Winter Life on Put-in-Bay
There's a bit of protocol a walker on South Bass Island Put-in-Bay should observe during the winter. When that rare car comes by, be sure to wave.
You probably know the driver, and he or she knows you. That's because once the last visitors leave on the ferry or by airplane the first weekend after Thanksgiving, life on Put-in-Bay in Lake Erie drops into winter tempo. It becomes even quieter and more remote once the last ferry boats leave the dock at the end of December.
From that point on until the ice breaks up in mid- to late March, island life goes into hibernation.
Not that people simply curl up and sleep until the spring thaw. Folks still drop in at the Wrinkle Room for a brew and dinner.
There are a couple of restaurants open through the winter months so the 400 to 450 islanders who live here have a place to socialize and vary their routines.
There are two churches on Put-in-Bay, an island grocery store, a hardware store, a coffee place and one gas station still open for business. The only bank is open for just a few hours one day of the week.
The post office is open on days the mail and newspapers can be flown in from "America." That's the term some islanders used to describe that distant mainland.
A friend and I dropped in to have Thanksgiving dinner with our friends LaVon and Lorin Swinehart.
The Swineharts, who have wintered over on Put-in-Bay in the past, work for the National Park Service at the Perry Monument. Their season is over, but many of the park's personnel stay on South Bass during the ice months.
They are not alone. Ice fishermen are making their way over by air or by sea for what has become the island's one winter industry.
Many of you who have visited Perry's Monument or just gone to Put-In-Bay to have a wild summer fling see the place as a wild hive of tourists. I've seen the place on the Fourth of July, and it's a madhouse.
But on Thanksgiving the downtown was deserted. Most of the bars, restaurants and gift shops were boarded up. Not a soul was on the streets, even though some Christmas lights were out.
Just one restaurant, the market and wine store were open for business and few cars were parked outside.
At night the silence is unearthly. That's especially true for those of us who live in cities and can't sleep without the sound of distant sirens as our lullabies.
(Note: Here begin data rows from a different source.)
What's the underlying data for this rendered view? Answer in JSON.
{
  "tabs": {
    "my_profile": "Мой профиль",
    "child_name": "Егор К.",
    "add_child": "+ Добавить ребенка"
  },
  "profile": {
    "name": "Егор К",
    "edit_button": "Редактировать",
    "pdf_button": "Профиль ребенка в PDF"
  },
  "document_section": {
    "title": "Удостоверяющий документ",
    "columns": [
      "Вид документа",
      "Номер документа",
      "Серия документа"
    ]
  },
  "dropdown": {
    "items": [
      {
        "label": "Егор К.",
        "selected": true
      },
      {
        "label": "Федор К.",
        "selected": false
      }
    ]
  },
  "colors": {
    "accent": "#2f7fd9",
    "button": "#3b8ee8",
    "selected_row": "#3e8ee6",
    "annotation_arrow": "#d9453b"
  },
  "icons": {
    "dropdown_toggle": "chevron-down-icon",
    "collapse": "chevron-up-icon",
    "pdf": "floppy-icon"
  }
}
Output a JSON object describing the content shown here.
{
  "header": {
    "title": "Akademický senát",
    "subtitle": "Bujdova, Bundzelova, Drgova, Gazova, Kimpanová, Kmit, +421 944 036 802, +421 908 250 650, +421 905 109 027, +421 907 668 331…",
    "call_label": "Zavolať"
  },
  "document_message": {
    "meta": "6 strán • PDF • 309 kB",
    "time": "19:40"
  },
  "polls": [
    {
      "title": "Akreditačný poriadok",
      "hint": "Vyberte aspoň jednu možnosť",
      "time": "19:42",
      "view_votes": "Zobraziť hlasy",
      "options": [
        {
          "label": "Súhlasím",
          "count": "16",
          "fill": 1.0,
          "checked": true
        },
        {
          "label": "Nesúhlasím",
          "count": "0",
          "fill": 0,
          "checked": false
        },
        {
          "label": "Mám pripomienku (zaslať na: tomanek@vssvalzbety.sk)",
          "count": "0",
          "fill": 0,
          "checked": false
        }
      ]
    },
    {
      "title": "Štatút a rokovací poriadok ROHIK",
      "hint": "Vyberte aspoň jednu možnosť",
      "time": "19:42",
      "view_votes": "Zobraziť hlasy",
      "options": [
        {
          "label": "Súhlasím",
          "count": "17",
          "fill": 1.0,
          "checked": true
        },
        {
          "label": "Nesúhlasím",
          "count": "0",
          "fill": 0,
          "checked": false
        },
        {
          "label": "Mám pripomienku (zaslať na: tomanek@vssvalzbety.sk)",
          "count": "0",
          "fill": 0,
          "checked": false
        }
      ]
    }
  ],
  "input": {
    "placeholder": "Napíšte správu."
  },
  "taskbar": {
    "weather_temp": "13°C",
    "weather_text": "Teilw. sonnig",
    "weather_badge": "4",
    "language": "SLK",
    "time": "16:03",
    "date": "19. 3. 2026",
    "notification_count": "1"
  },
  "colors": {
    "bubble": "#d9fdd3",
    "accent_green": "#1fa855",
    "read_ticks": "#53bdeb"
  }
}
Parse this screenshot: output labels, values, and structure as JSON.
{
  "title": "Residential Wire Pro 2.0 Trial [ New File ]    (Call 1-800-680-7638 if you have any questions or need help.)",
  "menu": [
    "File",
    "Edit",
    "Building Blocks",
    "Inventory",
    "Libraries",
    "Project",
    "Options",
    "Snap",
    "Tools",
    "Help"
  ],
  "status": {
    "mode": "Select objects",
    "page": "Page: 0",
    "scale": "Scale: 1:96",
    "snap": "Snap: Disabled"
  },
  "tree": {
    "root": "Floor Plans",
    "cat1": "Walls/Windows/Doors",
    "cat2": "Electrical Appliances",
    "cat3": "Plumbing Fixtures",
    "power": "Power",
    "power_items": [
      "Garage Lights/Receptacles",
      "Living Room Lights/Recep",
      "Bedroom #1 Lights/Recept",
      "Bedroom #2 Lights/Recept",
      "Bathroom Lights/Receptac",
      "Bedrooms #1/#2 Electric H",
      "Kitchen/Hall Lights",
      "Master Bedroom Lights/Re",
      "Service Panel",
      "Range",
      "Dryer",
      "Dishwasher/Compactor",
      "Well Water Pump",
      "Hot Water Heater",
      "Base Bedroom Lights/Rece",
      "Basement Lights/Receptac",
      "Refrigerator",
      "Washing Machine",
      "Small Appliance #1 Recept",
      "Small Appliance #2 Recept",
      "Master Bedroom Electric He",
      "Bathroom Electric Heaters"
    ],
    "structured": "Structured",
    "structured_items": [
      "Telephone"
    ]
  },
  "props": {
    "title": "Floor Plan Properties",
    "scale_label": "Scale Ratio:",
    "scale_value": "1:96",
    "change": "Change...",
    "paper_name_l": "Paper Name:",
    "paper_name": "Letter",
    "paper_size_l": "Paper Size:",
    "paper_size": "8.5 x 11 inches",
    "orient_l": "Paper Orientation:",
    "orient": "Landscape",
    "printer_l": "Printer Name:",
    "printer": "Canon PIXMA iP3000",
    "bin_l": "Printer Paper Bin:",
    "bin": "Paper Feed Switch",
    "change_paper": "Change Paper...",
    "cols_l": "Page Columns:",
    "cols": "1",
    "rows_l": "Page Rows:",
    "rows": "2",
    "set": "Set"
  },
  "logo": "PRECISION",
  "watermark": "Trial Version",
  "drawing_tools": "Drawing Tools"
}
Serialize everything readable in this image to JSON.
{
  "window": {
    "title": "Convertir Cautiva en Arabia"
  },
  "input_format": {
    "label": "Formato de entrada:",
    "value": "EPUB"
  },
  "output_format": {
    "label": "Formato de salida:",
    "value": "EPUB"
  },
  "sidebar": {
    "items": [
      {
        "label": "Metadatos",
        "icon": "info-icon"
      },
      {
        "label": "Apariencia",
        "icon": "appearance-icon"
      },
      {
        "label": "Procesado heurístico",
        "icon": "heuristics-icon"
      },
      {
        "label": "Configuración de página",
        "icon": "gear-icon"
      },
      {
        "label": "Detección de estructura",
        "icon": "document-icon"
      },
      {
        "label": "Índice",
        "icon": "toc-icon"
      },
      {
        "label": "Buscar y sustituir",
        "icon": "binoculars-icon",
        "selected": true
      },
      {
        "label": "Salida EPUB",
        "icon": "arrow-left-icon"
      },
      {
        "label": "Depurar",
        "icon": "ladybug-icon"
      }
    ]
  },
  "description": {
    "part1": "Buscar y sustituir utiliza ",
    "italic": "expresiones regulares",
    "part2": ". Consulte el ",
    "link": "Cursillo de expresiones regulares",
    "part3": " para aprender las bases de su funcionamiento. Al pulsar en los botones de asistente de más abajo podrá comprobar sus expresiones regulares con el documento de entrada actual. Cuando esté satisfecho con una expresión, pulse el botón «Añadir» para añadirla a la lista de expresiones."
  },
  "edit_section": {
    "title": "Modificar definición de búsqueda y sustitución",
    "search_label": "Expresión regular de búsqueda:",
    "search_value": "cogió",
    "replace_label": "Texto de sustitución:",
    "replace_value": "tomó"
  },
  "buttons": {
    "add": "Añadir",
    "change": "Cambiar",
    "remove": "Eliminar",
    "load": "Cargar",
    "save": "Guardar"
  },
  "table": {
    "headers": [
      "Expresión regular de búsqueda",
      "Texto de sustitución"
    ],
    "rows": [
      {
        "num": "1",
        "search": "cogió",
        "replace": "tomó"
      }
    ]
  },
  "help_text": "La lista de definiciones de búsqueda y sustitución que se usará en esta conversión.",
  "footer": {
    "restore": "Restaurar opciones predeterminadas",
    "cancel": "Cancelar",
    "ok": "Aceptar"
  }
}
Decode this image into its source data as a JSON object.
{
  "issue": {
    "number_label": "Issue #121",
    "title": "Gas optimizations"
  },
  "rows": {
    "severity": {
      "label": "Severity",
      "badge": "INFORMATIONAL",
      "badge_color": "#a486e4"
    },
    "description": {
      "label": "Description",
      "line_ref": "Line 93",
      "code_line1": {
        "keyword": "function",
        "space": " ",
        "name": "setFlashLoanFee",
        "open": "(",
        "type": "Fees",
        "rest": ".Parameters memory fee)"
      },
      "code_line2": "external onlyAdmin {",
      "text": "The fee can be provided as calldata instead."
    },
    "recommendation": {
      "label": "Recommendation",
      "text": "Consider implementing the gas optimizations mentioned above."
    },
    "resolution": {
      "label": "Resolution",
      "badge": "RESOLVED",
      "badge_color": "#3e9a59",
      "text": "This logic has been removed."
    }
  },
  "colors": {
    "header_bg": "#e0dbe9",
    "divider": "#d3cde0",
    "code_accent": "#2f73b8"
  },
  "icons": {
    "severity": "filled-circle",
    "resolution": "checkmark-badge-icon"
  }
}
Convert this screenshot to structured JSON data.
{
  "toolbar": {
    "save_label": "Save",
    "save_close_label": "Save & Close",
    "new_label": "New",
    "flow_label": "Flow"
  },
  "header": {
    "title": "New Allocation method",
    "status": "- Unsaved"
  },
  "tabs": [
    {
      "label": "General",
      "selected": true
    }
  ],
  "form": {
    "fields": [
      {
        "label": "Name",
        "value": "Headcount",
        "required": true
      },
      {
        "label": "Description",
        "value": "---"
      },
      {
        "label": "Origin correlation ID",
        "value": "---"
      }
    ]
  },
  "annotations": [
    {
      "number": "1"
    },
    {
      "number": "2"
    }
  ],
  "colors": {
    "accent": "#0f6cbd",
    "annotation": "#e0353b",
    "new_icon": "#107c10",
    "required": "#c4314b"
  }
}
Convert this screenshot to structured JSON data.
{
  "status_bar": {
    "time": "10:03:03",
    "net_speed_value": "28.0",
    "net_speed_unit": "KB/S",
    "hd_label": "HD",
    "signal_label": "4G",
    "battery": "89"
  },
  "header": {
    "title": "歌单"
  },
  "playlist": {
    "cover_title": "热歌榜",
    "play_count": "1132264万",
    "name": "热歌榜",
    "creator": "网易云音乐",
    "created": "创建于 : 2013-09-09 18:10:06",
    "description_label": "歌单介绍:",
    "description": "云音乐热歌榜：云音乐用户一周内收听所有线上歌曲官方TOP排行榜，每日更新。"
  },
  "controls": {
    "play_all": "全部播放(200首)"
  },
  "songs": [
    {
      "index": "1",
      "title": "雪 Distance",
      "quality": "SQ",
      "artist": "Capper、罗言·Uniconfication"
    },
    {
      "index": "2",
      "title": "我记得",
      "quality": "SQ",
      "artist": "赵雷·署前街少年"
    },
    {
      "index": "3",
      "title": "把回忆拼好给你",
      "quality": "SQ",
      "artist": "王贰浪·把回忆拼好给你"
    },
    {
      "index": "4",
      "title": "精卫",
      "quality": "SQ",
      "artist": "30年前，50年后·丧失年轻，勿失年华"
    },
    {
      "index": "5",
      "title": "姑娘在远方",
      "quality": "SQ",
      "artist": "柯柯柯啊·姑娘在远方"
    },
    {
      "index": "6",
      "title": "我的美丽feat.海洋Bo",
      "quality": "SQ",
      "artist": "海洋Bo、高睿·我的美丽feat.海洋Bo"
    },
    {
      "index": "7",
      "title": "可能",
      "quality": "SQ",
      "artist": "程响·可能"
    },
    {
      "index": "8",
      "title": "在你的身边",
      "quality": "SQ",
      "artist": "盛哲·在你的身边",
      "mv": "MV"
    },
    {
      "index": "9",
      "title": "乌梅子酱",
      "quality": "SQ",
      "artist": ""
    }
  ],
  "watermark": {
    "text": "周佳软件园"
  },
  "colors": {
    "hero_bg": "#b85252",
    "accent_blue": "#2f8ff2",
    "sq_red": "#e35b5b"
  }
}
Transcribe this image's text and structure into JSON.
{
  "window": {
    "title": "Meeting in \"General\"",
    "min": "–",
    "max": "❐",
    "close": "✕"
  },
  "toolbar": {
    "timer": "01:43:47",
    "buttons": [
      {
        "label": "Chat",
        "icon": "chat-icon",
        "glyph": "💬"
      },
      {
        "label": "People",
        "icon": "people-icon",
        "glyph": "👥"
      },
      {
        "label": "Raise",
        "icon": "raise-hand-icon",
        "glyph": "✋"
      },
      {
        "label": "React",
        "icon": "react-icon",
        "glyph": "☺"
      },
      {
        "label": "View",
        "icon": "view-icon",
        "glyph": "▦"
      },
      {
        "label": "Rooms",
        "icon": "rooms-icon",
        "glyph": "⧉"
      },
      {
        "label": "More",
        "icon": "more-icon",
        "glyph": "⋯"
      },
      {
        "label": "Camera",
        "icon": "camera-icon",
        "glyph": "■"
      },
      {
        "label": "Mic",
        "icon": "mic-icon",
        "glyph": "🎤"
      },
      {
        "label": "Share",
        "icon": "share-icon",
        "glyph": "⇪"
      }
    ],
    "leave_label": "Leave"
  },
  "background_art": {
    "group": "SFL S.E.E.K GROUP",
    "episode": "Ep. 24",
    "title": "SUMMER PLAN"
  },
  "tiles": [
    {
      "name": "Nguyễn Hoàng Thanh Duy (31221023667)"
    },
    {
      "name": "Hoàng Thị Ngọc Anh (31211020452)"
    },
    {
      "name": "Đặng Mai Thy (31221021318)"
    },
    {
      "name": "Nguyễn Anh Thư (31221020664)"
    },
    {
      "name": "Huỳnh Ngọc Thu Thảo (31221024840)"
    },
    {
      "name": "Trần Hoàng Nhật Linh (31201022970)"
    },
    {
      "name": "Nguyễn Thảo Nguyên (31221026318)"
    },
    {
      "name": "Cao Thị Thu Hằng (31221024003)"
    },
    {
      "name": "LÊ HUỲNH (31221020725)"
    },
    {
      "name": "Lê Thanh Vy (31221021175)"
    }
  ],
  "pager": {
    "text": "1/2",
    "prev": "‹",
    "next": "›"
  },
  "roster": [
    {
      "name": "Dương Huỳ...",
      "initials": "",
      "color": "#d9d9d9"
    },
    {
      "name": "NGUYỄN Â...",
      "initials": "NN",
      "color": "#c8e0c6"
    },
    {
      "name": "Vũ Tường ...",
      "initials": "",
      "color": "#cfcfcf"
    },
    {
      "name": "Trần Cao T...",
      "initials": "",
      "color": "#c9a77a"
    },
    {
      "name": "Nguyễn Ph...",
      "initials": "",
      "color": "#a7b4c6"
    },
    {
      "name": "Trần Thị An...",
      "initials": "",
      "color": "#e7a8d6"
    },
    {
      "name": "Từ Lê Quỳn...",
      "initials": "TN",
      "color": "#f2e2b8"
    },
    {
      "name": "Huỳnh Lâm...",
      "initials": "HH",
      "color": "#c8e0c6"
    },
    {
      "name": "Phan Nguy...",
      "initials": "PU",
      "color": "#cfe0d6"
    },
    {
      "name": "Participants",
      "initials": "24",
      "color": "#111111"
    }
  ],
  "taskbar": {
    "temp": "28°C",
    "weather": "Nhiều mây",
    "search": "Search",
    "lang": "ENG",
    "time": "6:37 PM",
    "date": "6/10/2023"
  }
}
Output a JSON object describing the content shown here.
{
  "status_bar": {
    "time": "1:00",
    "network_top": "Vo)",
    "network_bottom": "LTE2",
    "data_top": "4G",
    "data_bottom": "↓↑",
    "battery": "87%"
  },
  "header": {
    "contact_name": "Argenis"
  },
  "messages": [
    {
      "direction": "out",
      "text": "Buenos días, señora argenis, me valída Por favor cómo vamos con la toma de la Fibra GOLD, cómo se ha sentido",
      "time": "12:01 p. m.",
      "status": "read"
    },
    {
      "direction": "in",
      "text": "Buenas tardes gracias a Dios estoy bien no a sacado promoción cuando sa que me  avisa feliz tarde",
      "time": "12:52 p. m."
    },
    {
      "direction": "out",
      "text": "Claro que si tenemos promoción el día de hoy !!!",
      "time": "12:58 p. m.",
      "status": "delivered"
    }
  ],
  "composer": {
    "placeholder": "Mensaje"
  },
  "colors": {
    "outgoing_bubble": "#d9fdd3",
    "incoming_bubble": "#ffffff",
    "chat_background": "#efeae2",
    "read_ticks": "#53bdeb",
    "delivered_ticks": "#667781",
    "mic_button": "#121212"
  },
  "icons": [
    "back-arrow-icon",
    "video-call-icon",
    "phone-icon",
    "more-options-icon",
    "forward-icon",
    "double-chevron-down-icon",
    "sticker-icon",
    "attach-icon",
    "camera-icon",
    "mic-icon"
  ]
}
LaVon Swinehart told me real islanders stock up. Some can live without a television set (not much to watch up here anyway) or even without a computer --but nobody lives without a freezer or two. Stocking up is a way of life.
People take the ferry to "America" and return with a car full of bathroom and kitchen essentials and frozen foods.
Lorin told me many visitors simply can't picture life under these conditions. They can't imagine what it would be like not to make their daily shopping trips or drives. The idea of having to stock up seems to puzzle them.
LaVon said there are old-time islanders who won't make the "trip to America more than two or three times a year."
Last year, the ice was very slow to melt. By late March there was a threat of food shortages. LaVon is sure islanders would have simply shared with each other until the ferry boats were running again.
Islanders know each other quite well and, in the main, get along, LaVon said.
There are times when the fog is so thick or the snows so heavy that airplanes are grounded and folks have to wait for mail or specially needed items.
There is no pharmacy, doctor or dentist at Put-in-Bay. In case of trouble, there is one emergency medical person who can call in help by helicopter.
"In the summer when you hear a helicopter taking off you think it's probably some tourist who overdosed," she said. "But in the winter you know it's somebody you know."
She said islanders work hard from spring to autumn to make their livings. So the winter break is often fairly welcome. It's a time when friends who don't have time to socialize during the tourist season finally have time to drop into the Wrinkle Room and do just that.
There are a lot of oddities to the isolated life, including keeping the faith.
Should bad weather prevent the Episcopalian or Catholic priests from flying in, members of the congregation have been authorized to act as lay ministers. I'd have given a lot to see Lorin all robed up to deliver the sermon at the Episcopal Church on a nasty Sunday like that.
One last note: There is no better place to watch a sunset than at the boat dock at South Bass Park. That is especially true if there are some good cigars to smoke.